Sia la diagnosi che il trattamento nel paziente diversamente abile presentano particolari difficoltà, data l’impossibilità di raccogliere dati anamnestici in modo diretto e in considerazione del fatto che l’esame obiettivo molte volte deve essere eseguito in sedazione.

Nella stragrande maggioranza dei casi, dunque, la presa in carico di questi pazienti richiede un ambiente ospedaliero dotato di una sala operatoria opportunamente attrezzata e di personale specializzato.

Quali sono le problematiche più diffuse in questi pazienti?

Nei soggetti diversamente abili, solitamente, sono bassi gli standard di igiene orale e di controllo della placca a causa delle scarse abilità motorie, della frequente presenza di disarmonia dentale, della mancanza di detersione e del ristagno di placca.

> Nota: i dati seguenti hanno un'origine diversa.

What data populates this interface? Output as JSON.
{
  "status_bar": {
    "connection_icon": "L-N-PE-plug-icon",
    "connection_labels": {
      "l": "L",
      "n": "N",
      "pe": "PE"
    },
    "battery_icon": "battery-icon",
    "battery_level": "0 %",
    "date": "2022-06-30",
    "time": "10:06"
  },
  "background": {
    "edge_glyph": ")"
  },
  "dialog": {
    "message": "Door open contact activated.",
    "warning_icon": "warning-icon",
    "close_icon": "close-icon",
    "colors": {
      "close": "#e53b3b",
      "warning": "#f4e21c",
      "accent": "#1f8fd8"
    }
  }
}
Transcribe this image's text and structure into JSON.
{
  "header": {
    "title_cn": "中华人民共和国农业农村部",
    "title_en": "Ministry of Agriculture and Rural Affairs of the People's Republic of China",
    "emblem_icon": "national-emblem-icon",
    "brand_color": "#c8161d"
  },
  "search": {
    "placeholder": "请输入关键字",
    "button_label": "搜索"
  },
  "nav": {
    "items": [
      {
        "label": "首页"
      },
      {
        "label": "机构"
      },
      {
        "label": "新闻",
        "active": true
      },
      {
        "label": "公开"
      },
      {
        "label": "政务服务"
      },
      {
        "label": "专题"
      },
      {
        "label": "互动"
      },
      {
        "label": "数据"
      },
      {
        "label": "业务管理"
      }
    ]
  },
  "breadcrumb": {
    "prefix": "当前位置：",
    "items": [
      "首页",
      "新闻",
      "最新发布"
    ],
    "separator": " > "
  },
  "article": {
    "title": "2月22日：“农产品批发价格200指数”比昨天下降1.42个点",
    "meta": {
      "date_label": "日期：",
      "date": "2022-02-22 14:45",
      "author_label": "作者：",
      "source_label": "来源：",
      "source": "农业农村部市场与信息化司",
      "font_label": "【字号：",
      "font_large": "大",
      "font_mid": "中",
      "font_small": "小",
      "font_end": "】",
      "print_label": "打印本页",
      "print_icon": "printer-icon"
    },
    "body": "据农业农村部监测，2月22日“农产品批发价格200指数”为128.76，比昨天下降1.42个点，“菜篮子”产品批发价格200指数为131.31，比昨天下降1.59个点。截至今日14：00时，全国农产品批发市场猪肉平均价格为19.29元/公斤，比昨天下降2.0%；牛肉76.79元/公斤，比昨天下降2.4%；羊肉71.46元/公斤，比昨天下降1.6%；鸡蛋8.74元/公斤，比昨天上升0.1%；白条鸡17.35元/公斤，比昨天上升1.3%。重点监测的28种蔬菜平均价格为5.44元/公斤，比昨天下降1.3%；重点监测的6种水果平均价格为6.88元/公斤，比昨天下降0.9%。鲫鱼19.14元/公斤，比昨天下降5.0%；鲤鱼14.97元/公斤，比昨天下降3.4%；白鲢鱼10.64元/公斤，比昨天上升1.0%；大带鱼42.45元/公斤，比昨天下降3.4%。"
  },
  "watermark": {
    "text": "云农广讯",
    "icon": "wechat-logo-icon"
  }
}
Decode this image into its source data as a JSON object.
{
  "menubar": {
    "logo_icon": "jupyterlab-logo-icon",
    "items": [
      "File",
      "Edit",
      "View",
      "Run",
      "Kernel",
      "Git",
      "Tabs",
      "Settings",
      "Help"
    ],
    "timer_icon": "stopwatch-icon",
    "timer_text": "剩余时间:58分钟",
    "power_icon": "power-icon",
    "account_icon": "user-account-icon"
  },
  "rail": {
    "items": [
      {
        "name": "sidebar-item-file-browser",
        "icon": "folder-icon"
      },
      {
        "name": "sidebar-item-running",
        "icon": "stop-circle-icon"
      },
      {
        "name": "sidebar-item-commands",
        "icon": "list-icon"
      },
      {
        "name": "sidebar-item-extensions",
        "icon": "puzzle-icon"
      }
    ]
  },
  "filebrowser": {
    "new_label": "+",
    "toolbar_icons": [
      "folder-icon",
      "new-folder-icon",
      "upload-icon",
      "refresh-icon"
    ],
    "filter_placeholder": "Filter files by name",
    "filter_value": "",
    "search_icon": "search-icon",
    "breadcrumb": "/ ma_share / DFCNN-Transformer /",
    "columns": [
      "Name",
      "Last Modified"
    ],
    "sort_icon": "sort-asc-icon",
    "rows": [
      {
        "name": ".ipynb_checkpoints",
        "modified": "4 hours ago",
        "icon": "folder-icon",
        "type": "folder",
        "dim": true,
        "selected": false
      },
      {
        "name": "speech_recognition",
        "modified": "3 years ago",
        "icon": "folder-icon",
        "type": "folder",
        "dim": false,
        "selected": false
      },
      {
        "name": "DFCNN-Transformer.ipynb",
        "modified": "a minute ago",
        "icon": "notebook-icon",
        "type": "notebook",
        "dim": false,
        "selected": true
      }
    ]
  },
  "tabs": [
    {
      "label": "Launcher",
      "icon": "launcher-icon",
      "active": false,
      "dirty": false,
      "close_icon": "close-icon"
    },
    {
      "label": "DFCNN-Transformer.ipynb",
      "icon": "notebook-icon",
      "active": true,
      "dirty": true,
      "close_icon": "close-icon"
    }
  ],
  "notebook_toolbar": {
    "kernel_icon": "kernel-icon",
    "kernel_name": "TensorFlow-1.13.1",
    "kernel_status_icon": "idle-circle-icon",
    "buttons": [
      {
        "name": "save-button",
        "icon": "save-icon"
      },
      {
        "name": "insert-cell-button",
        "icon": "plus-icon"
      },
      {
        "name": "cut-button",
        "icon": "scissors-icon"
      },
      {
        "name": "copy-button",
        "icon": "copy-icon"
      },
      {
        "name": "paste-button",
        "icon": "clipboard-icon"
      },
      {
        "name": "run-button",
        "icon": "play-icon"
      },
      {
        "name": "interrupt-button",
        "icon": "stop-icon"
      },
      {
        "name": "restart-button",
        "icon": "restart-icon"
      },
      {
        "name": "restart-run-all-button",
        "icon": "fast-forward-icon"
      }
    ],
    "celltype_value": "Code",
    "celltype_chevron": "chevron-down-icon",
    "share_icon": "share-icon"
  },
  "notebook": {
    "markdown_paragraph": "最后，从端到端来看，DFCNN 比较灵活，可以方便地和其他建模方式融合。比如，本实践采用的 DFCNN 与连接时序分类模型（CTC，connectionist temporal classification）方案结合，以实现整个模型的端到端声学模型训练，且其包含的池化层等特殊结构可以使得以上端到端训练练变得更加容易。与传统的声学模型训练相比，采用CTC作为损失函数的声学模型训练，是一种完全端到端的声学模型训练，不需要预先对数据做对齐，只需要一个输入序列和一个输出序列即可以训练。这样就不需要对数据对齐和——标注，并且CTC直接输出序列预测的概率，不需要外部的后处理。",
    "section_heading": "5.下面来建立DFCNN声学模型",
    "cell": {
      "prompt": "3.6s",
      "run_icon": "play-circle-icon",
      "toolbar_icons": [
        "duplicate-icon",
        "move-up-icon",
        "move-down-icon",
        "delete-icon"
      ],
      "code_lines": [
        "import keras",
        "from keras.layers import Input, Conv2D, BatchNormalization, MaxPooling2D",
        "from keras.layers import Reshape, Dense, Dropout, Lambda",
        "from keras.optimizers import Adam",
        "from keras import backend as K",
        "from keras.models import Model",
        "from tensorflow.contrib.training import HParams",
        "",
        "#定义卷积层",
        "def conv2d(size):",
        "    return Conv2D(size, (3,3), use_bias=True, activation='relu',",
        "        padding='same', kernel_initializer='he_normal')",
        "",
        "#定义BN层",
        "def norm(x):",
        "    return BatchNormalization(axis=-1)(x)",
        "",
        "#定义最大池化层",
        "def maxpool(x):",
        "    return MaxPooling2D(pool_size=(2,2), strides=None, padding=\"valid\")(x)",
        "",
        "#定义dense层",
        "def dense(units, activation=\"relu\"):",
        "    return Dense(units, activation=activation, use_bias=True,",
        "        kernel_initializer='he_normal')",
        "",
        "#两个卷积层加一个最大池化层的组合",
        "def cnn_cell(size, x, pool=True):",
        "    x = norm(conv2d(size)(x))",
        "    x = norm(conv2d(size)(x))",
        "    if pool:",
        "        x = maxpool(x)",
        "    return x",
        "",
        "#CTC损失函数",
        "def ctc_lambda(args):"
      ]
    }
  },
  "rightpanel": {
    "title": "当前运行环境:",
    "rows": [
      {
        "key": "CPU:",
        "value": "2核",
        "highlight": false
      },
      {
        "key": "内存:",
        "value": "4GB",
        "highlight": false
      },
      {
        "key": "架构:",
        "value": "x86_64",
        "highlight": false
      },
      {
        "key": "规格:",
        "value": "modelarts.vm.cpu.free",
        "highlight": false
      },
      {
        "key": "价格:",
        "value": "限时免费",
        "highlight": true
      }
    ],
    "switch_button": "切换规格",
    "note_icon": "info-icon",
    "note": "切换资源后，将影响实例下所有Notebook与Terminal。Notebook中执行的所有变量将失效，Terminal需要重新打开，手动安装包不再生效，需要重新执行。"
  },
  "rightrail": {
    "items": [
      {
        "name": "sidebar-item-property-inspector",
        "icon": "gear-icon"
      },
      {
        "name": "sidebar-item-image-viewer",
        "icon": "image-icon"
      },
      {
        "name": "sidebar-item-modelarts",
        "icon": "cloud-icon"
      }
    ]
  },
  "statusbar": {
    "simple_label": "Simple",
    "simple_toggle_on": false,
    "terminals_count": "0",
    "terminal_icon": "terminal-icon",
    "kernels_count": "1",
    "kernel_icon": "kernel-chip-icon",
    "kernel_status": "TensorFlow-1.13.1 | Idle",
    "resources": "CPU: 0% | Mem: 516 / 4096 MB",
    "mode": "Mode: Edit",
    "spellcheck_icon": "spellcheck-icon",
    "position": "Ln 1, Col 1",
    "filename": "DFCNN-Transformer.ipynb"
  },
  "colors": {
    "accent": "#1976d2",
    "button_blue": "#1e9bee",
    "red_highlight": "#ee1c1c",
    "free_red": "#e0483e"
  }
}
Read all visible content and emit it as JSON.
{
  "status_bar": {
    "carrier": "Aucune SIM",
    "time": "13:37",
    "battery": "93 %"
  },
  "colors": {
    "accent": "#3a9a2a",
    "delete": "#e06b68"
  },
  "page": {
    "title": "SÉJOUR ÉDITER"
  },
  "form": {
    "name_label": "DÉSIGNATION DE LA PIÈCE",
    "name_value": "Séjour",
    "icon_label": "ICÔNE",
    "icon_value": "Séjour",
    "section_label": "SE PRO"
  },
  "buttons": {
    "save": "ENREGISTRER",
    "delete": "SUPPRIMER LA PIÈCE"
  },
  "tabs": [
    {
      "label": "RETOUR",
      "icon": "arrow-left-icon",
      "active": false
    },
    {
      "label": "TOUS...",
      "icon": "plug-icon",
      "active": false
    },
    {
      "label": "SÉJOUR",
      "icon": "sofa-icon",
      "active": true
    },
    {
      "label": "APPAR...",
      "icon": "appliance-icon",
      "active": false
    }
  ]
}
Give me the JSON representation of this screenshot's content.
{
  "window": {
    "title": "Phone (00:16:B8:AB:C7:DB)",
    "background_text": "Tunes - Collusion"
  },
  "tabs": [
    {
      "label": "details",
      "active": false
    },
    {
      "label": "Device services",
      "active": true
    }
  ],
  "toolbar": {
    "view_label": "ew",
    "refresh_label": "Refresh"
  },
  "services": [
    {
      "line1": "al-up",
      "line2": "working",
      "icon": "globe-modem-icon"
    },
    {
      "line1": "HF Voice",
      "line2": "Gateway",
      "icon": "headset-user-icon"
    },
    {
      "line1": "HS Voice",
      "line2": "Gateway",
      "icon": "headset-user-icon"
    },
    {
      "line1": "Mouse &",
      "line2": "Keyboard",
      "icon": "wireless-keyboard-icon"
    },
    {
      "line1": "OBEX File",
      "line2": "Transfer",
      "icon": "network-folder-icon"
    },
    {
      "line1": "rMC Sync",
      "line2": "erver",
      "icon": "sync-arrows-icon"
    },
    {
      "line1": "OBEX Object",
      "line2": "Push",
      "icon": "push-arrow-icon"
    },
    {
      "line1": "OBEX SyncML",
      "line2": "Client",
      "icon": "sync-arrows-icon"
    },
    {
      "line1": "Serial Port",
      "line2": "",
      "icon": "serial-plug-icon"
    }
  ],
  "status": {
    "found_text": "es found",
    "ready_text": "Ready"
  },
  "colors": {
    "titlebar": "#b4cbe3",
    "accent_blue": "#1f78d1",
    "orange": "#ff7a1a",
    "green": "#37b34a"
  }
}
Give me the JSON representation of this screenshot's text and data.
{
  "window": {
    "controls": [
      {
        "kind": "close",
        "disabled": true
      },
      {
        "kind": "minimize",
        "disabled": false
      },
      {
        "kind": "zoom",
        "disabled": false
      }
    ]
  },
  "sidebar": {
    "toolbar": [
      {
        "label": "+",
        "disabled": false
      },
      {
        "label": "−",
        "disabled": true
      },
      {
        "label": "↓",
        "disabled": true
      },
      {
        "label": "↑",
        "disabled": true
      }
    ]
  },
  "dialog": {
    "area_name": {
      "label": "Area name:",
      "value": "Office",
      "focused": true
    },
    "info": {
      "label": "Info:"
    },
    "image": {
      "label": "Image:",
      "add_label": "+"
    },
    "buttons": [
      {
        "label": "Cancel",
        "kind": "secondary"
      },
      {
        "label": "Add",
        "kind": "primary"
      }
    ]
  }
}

Inoltre, negli individui con respirazione orale vi è anche una riduzione della funzione protettiva della saliva su denti e gengive.

Gli indici di carie, di denti estratti e di otturazioni in dentizione permanente sono tre volte più alti in pazienti disabili rispetto ai controlli.

Qual è l’iter da seguire per l’assistenza del paziente non collaborante?

I dati anamnestici, raccolti durante la prima visita, dovranno comprendere, come sempre, le informazioni essenziali per inquadrare lo stato di salute generale del paziente, ma anche una serie di informazioni che permettano di verificare il grado di collaborazione dell’individuo.

Sono difatti stati individuati tre livelli di collaborazione:

• La collaborazione definita “sufficiente” è designata a quei pazienti che presentano disabilità sensoriali, disabilità motorie lievi e insufficienza mentale lieve o media (QI 85-50%) con possibilità di relazione e motivazione. Con questi pazienti le indicazioni terapeutiche sono quelle che prevedono il trattamento ambulatoriale convenzionale, l’erogare la terapia senza limitazioni in base alle necessità e richieste del paziente e non ultima motivare il paziente con sedute preoperatorie di approccio psicologico.

• Nella “parziale”, i pazienti presentano un elevato ed incontrollabile livello d’ansia, una disabilità motoria con ipertono muscolare, alterazioni della postura che interferiscano con la terapia in misura limitata (discinesie, distonie, spasticità lievi), una insufficienza mentale lieve o media (QI 85-50%) con difficoltà di relazione e motivazione. In tal caso le indicazioni terapeutiche sono quelle che prevedono la programmazione per il trattamento ambulatoriale convenzionale, preferendo l’approccio psicologico integrato con l’analgesia relativa (Protossido d’azoto) e/o la sedazione leggera; si adotta un piano di terapia concreto commisurato alle esigenze del caso. Si considera, inoltre, il trattamento ospedaliero in ipnosi indotta o in narcosi, per ridurre lo stress ed accelerare le terapie complesse.

• Nella collaborazione “assente”, i pazienti presentano insufficienza mentale elevata (QI <50%) con impossibilità di relazione; sono inoltre presenti alterazioni posturali o movimenti incontrollabili tali da ostacolare la terapia (atetosi, corea, spasticità, distonie, discinesie di grado elevato). Con questi pazienti le indicazioni terapeutiche sono quelle che prevedono l’utilizzo di un trattamento ospedaliero in narcosi o ipnosi indotta, con la programmazione di un piano di cura ridotto a conservativa ed exodonzia. Si considera anche l’estrazione dei denti a prognosi incerta per la difficoltà di accesso a terapie sistematiche e periodiche (evitando dunque l’accanimento terapeutico).

La sedazione in ipnosi farmaco indotta

Questa è una sorta di sedazione che, attraverso l’induzione farmacologica, giunge ad uno stato di pre-narcosi nel quale il paziente è semi-cosciente, con autonomia respiratoria, spesso collaborante, sedato e non conserva memoria dell’evento traumatico. Una sala operatoria dedicata a questa tipologia di paziente e a questa metodologia è presente all’interno dell’Unita Operativa Complessa.

Il paziente cerebroleso e/o non collaborante viene trattato in Day Surgery. Dopo la prima visita, se il piano di trattamento non è ambulatoriale, si effettua il primo accesso con gli esami specifici ematochimici, ECG, RX torace OPX (radiografia panoramica delle arcate dentarie), un secondo accesso con l’anestesista e il terzo accesso che prevede il trattamento (a quadranti) e le relative dimissioni in giornata.